Dark Web Monitoring: a cosa serve davvero (e quando ha senso)

Molti si chiedono se il monitoraggio sia utile o solo marketing. La risposta dipende da rischio, dimensione e asset: per un’azienda può diventare una leva concreta di prevenzione; per un privato è più utile usare canali affidabili di alert su credenziali esposte.

Perché è rilevante (anche per compliance e reputazione)

Il monitoraggio mira a intercettare segnali precoci: credenziali in vendita, menzioni di dominio, dati di clienti, discussioni su vulnerabilità sfruttate. È un tassello di threat intelligence utile a ridurre tempi di reazione.

Il costo di un data breach: numeri che spiegano il “perché”

A livello globale, IBM ha stimato nel report 2024 un costo medio di violazione pari a 4,88 milioni di dollari.

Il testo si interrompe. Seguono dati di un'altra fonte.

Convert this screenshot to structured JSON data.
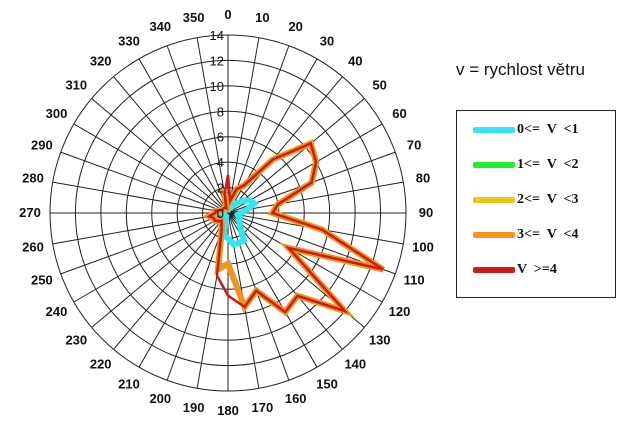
{
  "chart_data": {
    "type": "radar",
    "title": "",
    "theta_ticks": [
      0,
      10,
      20,
      30,
      40,
      50,
      60,
      70,
      80,
      90,
      100,
      110,
      120,
      130,
      140,
      150,
      160,
      170,
      180,
      190,
      200,
      210,
      220,
      230,
      240,
      250,
      260,
      270,
      280,
      290,
      300,
      310,
      320,
      330,
      340,
      350
    ],
    "r_ticks": [
      0,
      2,
      4,
      6,
      8,
      10,
      12,
      14
    ],
    "rlim": [
      0,
      14
    ],
    "grid": true,
    "legend_title": "v = rychlost větru",
    "legend_position": "right",
    "series": [
      {
        "name": "0<=  V  <1",
        "color": "#33e5f5",
        "values": [
          0.3,
          0.3,
          0.4,
          0.5,
          1.0,
          1.5,
          2.0,
          2.2,
          1.5,
          1.0,
          0.8,
          1.0,
          1.0,
          1.2,
          1.5,
          2.5,
          2.5,
          2.5,
          2.0,
          1.8,
          0.5,
          0.3,
          0.3,
          0.3,
          0.3,
          0.3,
          0.3,
          0.5,
          0.3,
          0.3,
          0.3,
          0.3,
          0.3,
          0.3,
          0.3,
          0.3
        ]
      },
      {
        "name": "1<=  V  <2",
        "color": "#22ee33",
        "values": [
          1.2,
          1.0,
          2.0,
          2.5,
          5.5,
          8.5,
          8.0,
          7.0,
          4.0,
          3.5,
          7.5,
          13.0,
          5.5,
          12.0,
          8.5,
          9.0,
          6.5,
          7.5,
          4.0,
          4.5,
          1.5,
          1.0,
          0.8,
          1.0,
          1.2,
          1.2,
          1.5,
          1.0,
          1.0,
          0.6,
          0.5,
          0.5,
          0.5,
          0.5,
          0.4,
          1.5
        ]
      },
      {
        "name": "2<=  V  <3",
        "color": "#f2c418",
        "values": [
          1.2,
          1.0,
          2.0,
          2.5,
          5.5,
          8.5,
          8.0,
          7.0,
          4.0,
          3.5,
          7.5,
          13.0,
          5.5,
          12.0,
          8.5,
          9.0,
          6.5,
          7.5,
          4.0,
          4.5,
          1.5,
          1.0,
          0.8,
          1.0,
          1.2,
          1.2,
          1.5,
          1.0,
          1.0,
          0.6,
          0.5,
          0.5,
          0.5,
          0.5,
          0.4,
          1.5
        ]
      },
      {
        "name": "3<=  V  <4",
        "color": "#f2941e",
        "values": [
          1.2,
          1.0,
          2.0,
          2.5,
          5.5,
          8.5,
          8.0,
          7.0,
          4.0,
          3.5,
          7.5,
          13.0,
          5.5,
          12.0,
          8.5,
          9.0,
          6.5,
          7.5,
          4.0,
          4.5,
          1.5,
          1.0,
          0.8,
          1.0,
          1.2,
          1.2,
          1.5,
          1.0,
          1.0,
          0.6,
          0.5,
          0.5,
          0.5,
          0.5,
          0.4,
          1.5
        ]
      },
      {
        "name": "V  >=4",
        "color": "#cc1a14",
        "values": [
          3.0,
          1.0,
          2.0,
          2.5,
          5.5,
          8.5,
          8.0,
          7.0,
          4.0,
          3.5,
          7.5,
          13.0,
          5.5,
          12.0,
          8.5,
          9.0,
          6.5,
          7.5,
          6.5,
          5.0,
          1.5,
          1.0,
          0.8,
          1.0,
          1.2,
          1.2,
          1.5,
          1.0,
          1.0,
          0.6,
          0.5,
          0.5,
          0.5,
          0.5,
          0.4,
          1.5
        ]
      }
    ]
  }
}
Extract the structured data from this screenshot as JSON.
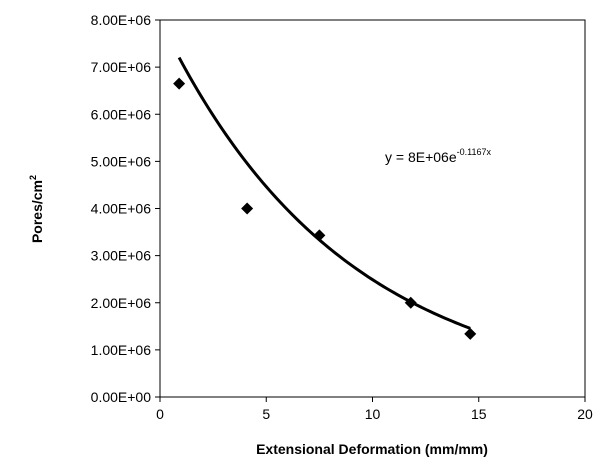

Nel report 2025, IBM indica una media globale di 4,4 milioni, attribuendo il calo (tra i fattori) a identificazione e contenimento più rapidi. In entrambi i casi, parliamo di impatti economici importanti tra risposta tecnica, fermo operativo e danno reputazionale.

Legalità: “navigare è reato?” e cosa fare in caso di problemi

Tema ricorrente: “Posso finire nei guai anche solo guardando?”. In Italia (come in molti Paesi occidentali) l’uso di strumenti come Tor non è di per sé illegale: la responsabilità nasce dalle azioni (acquisti illeciti, diffusione/possesso di materiale illegale, accessi abusivi, ecc.).

Se l’obiettivo è proteggere la privacy (ad esempio in contesti sensibili), il punto è non confondere “mezzo” e “condotta”. Se invece c’è il sospetto di un incidente (esposizione dati, truffa, estorsione), è opportuno muoversi con metodo e, quando serve, con supporto professionale.

Cosa fare se scopri che i tuoi dati (o quelli della tua azienda) circolano

Chiudiamo con le azioni più utili e “a prova di panico”, valide sia per privati sia per imprese.

Contromisure immediate

  • Cambia password e attiva MFA/2FA (priorità agli account email e bancari).

  • Revoca sessioni e dispositivi collegati dove possibile.

  • Controlla movimenti e imposta alert su carte/conti.

  • Verifica se ci sono accessi anomali: qui entrano big data e privacy (log, correlazioni, segnali deboli) gestiti con criterio e nel rispetto delle norme.

Contromisure strutturali (azienda)

  • Formazione anti-phishing e procedure per pagamenti/fornitori (riduce frodi aziendali e BEC).

  • Backup offline e test di ripristino.

  • Segmentazione, hardening, EDR/XDR dove appropriato.

  • Se c’è evidenza di compromissione: attivare digital forensics per ricostruire cosa è successo e preservare prove (utile anche per individuare i cybercriminali e per azioni legali).

Conclusione

In un’agenzia investigativa come Phersei, questi temi vengono trattati con un principio semplice: separare i miti dai segnali verificabili. Che si tratti di un sospetto cybercrime, di furto di dati o di tentativi di manipolazione tramite deepfake, la tutela passa da prevenzione, raccolta ordinata delle evidenze e interventi proporzionati al rischio.